İşte bu nedenle diğer bütün gerekçeleri gibi İsrail’in bölgesel savaş ve kaos senaryosunu devreye sokmak üzere sarıldığı ‘nükleer bahane’ de artık çöküyor. Zira İsrail’in 1950’lerden beri atom bombasına sahip olduğunu ve nükleer testlerde bulunduğunu herkes biliyor. Fakat nedense kimse bunu dile getirmiyor. Donald Trump dâhil bütün ABD Başkanları İsrail’in nükleer silahları hakkında yorum yapmaktan kaçınıyor. Ancak ABD medyasının İran’ın saldırılarında yeni hedefin büyük olasılıkla Negev çölünün güneyinde Dimona’daki nükleer reaktör olacağını yazması dikkatleri yeniden İsrail’in sahip olduğu atom bombalarına çevirdi.
Nükleer silahlara dünyada en çok para ve kaynak ayıran ülke olan İsrail’in ikiyüzlülüğü ve tutarsızlığına Batılı bilim insanları da isyan ediyor. Bulletin of the Atomic Scientist adlı portalda yayımlanan 21 Mart 2025 tarihli makalede “ABD’nin İsrail’in nükleer silahları konusundaki ikiyüzlülüğü sona ermeli” çağrısı yapılıyor.
***
Victor Gilinsky ile Leonard
Weiss’in imzasını taşıyan analizin görselinde ise İsrail Savunma Bakanlığı’nın Mart 2023’teki bir denemesinden alınmış nükleer başlıklı Jericho III adlı balistik füzesinin resmi kullanılmış. Jericho III füzesi 4 bin kilometreyi aşan menziliyle İran, Pakistan, Avrupa ve Batı Rusya’nın tamamına ulaşabiliyor. Oysa İsrail, yaygın olarak bilinmesine rağmen nükleer silah cephaneliğinin varlığını asla kabul etmiyor. Ama sahip oldukları nükleer bombalarla dünyaya hava atmayı ihmal de etmiyorlar. Çünkü korkuları yok. ‘Kimse bizden hesap soramaz’ düşüncesindeler. Pervasız davranıyorlar. Oysa işledikleri her cürüm ve itiraf ettikleri her suç dosyalarına işleniyor. Örneğin İsrail televizyonlarında yayımlanan “The Atom and Me” adlı belgeselde İsrail’in nükleer sicili ortaya serilmiş. Nükleer sırları ve silahları ABD’den nasıl çaldıklarını, nükleer silah kontrol anlaşmasını nasıl ihlal ettiklerini, nükleer testlerin yapıldığı yerler hakkında nasıl dünyaya yalan söylediklerini teker teker anlatıyorlar.
***
Belgesel dizide nükleer bilgileri veren ve çevirdikleri dolapları anlatan kişi Lakam’ın başındaki Benjamin Blumberg. Lakam, İsrail bilimsel istihbarat ajansı demek. 2018’de ölen ve Yahudilerin nükleer babası olarak tanınan Blumberg, belgeselde çoğu bilgiyi Mossad’dan dahi gizlediklerini söylüyor. Zaten bu ifşaatları da ölümünden sonra yayımlanmak şartıyla yapmış.
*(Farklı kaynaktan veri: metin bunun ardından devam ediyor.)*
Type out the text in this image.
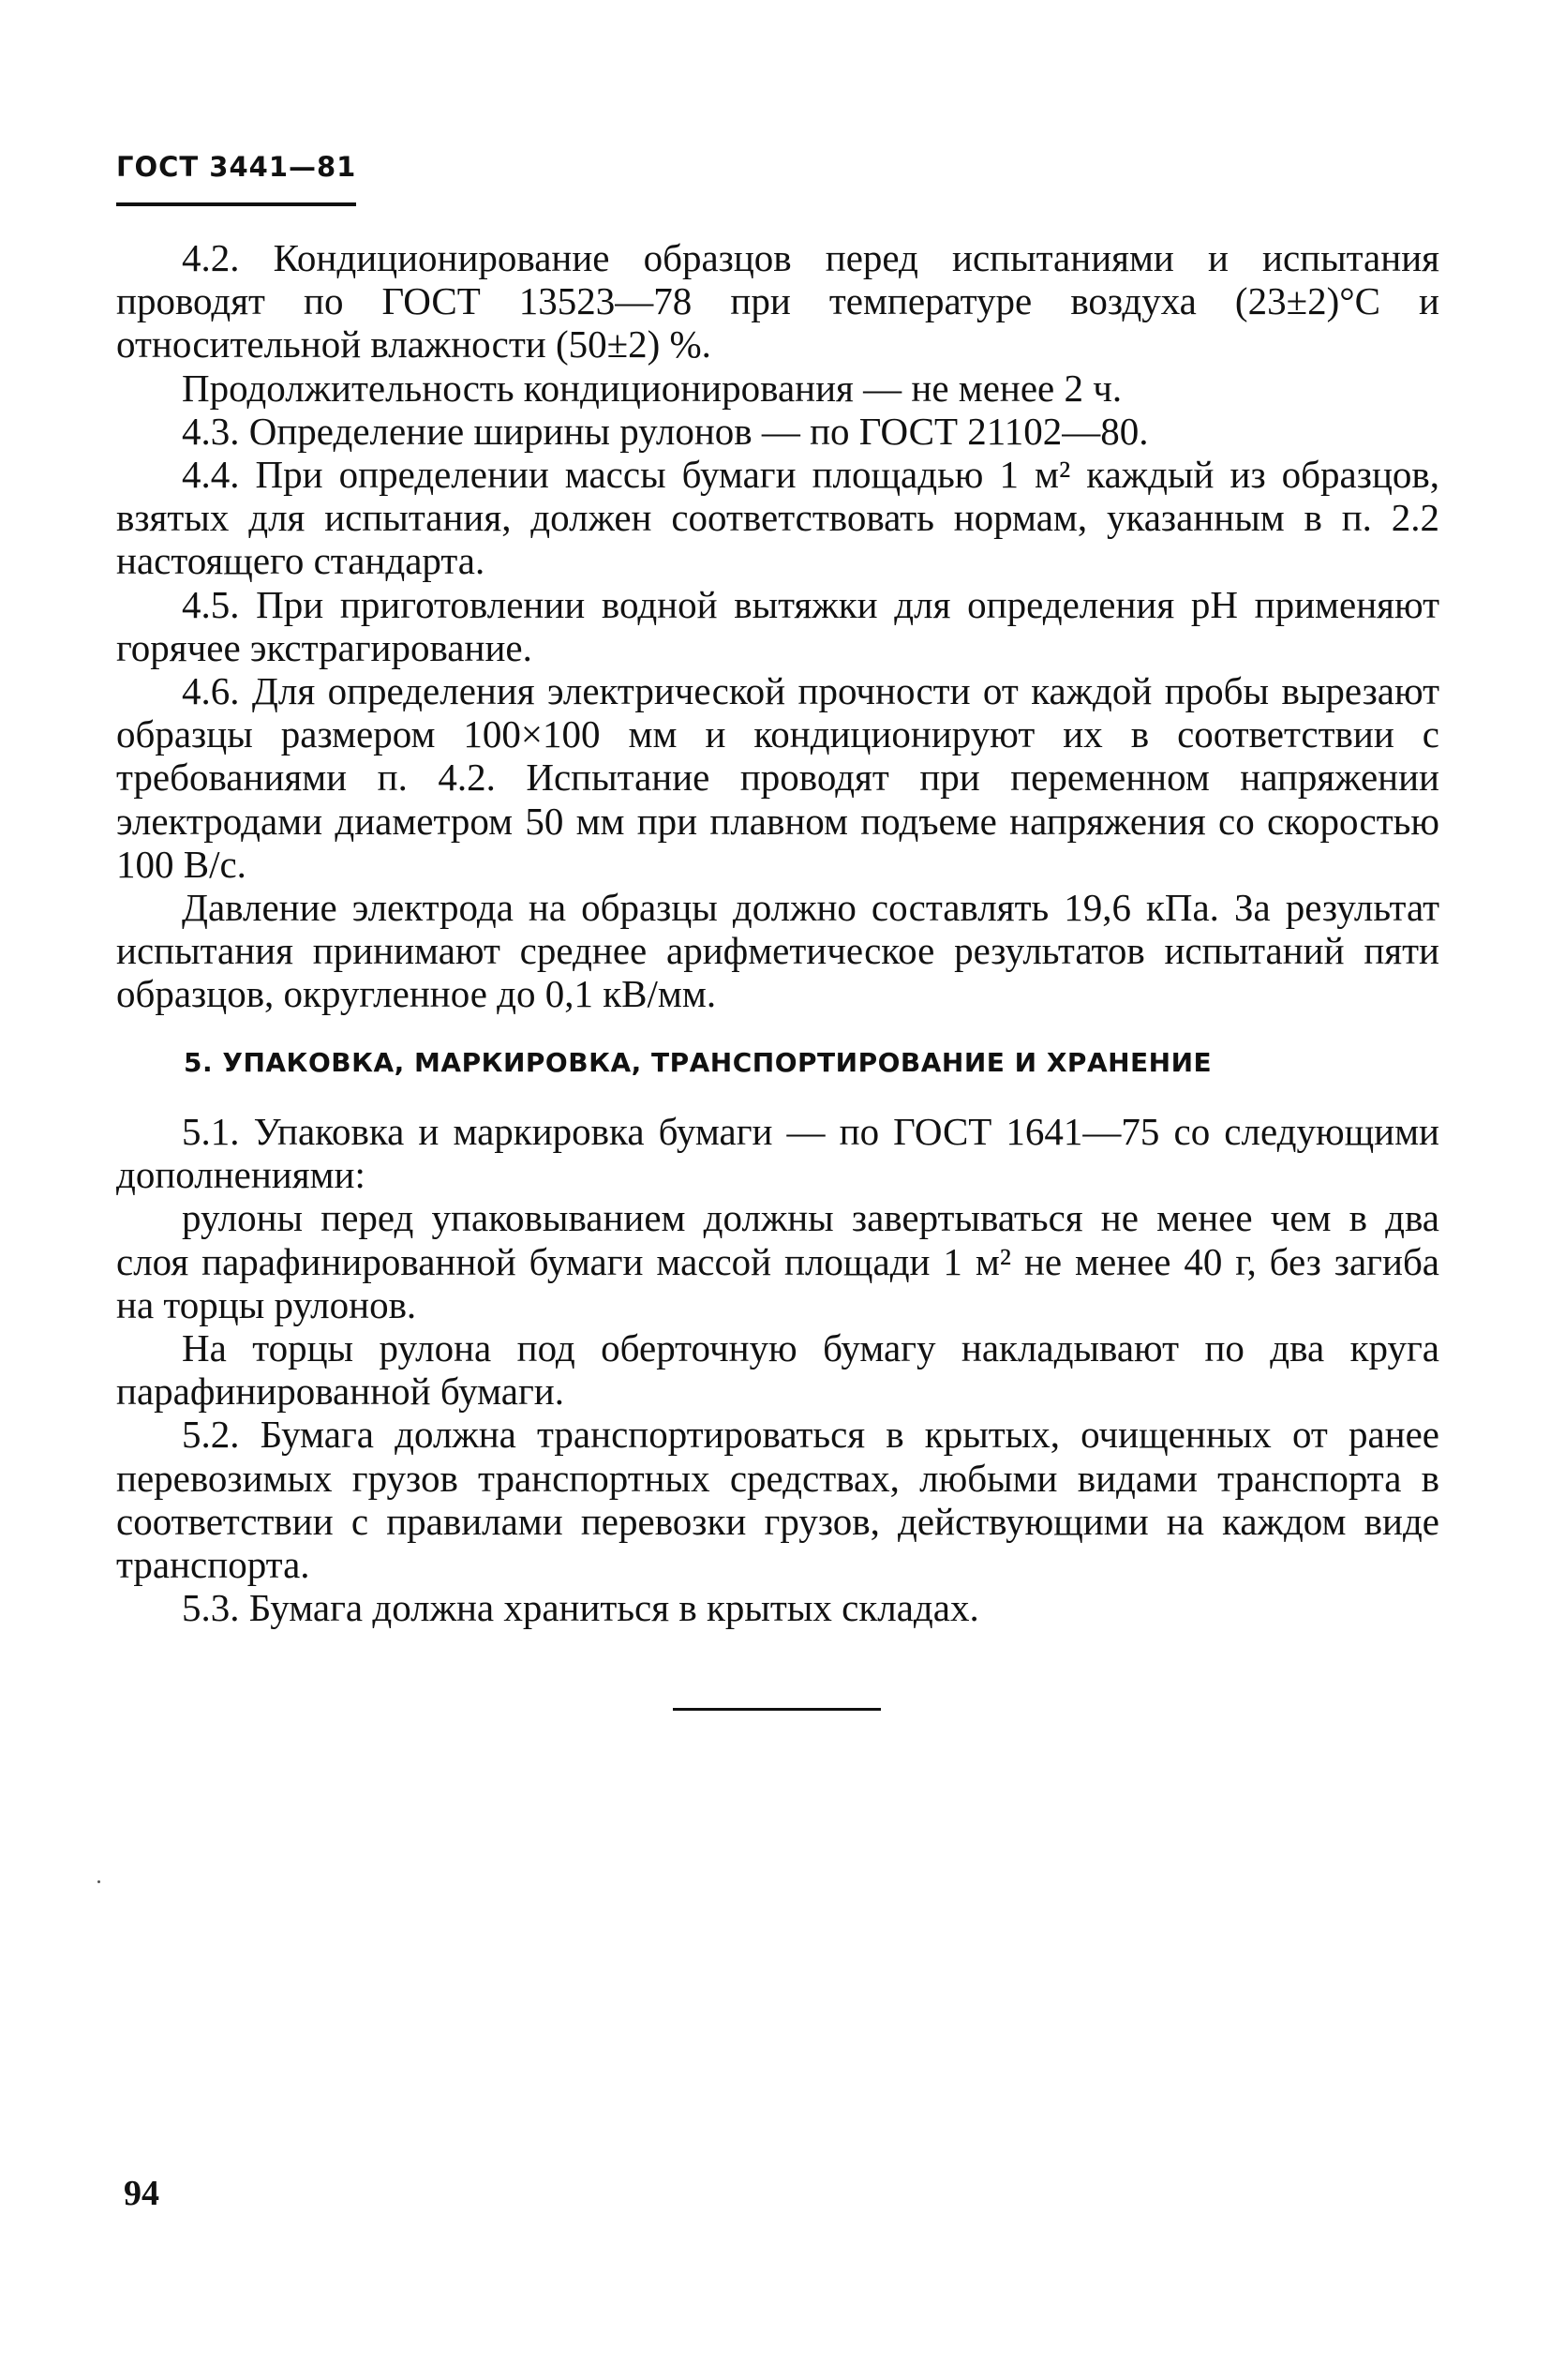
ГОСТ 3441—81

4.2. Кондиционирование образцов перед испытаниями и испытания проводят по ГОСТ 13523—78 при температуре воздуха (23±2)°С и относительной влажности (50±2) %.

Продолжительность кондиционирования — не менее 2 ч.

4.3. Определение ширины рулонов — по ГОСТ 21102—80.

4.4. При определении массы бумаги площадью 1 м² каждый из образцов, взятых для испытания, должен соответствовать нормам, указанным в п. 2.2 настоящего стандарта.

4.5. При приготовлении водной вытяжки для определения pH применяют горячее экстрагирование.

4.6. Для определения электрической прочности от каждой пробы вырезают образцы размером 100×100 мм и кондиционируют их в соответствии с требованиями п. 4.2. Испытание проводят при переменном напряжении электродами диаметром 50 мм при плавном подъеме напряжения со скоростью 100 В/с.

Давление электрода на образцы должно составлять 19,6 кПа. За результат испытания принимают среднее арифметическое результатов испытаний пяти образцов, округленное до 0,1 кВ/мм.

5. УПАКОВКА, МАРКИРОВКА, ТРАНСПОРТИРОВАНИЕ И ХРАНЕНИЕ

5.1. Упаковка и маркировка бумаги — по ГОСТ 1641—75 со следующими дополнениями:

рулоны перед упаковыванием должны завертываться не менее чем в два слоя парафинированной бумаги массой площади 1 м² не менее 40 г, без загиба на торцы рулонов.

На торцы рулона под оберточную бумагу накладывают по два круга парафинированной бумаги.

5.2. Бумага должна транспортироваться в крытых, очищенных от ранее перевозимых грузов транспортных средствах, любыми видами транспорта в соответствии с правилами перевозки грузов, действующими на каждом виде транспорта.

5.3. Бумага должна храниться в крытых складах.

94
Belgeselde 1960’larda Pensilvanya’daki NUMEC tesisinden uranyum 235 bombalarının çalınması, ve İsrail’in 1979’da Güney Afrika açıklarındaki nükleer testi de yer alıyor.
İsrail, 1970 Nükleer Silahların Yayılmasının Önlenmesi Anlaşması’nı (NPT) imzalamamış olsa da tarafları atmosferde veya okyanuslarda nükleer bomba patlatmamaya mecbur eden 1963 Sınırlı Nükleer Deneme Yasağı Anlaşması’nı imzaladı ve onayladı. Ancak İsrail, Güney Afrika’daki nükleer testleri okyanusta yaparak bu yasağı çiğnedi. Ve ne acıdır ki bu suçlar için şimdiye kadar kimse İsrail’den hesap sormadı. 10 Aralık 1996 tarihinde BM tarafından kabul edilen kararda Ortadoğu bölgesinin nükleer silahlardan arındırılması talep edildi. Ancak İsrail buna yanıt bile vermedi. BM’ye bağlı Uluslararası Atom Enerji Ajansı (UAEA) İran’ı olmayan nükleer silahları üzerinden mahkûm ederken yüzlerce nükleeri olan İsrail’i ise görmezden geliyor. Hâsılı kelam, Suikasta uğrayan John Kennedy’den beri hiçbir ABD başkanı İsrail’in nükleer programını dizginlemeye çalışmadı.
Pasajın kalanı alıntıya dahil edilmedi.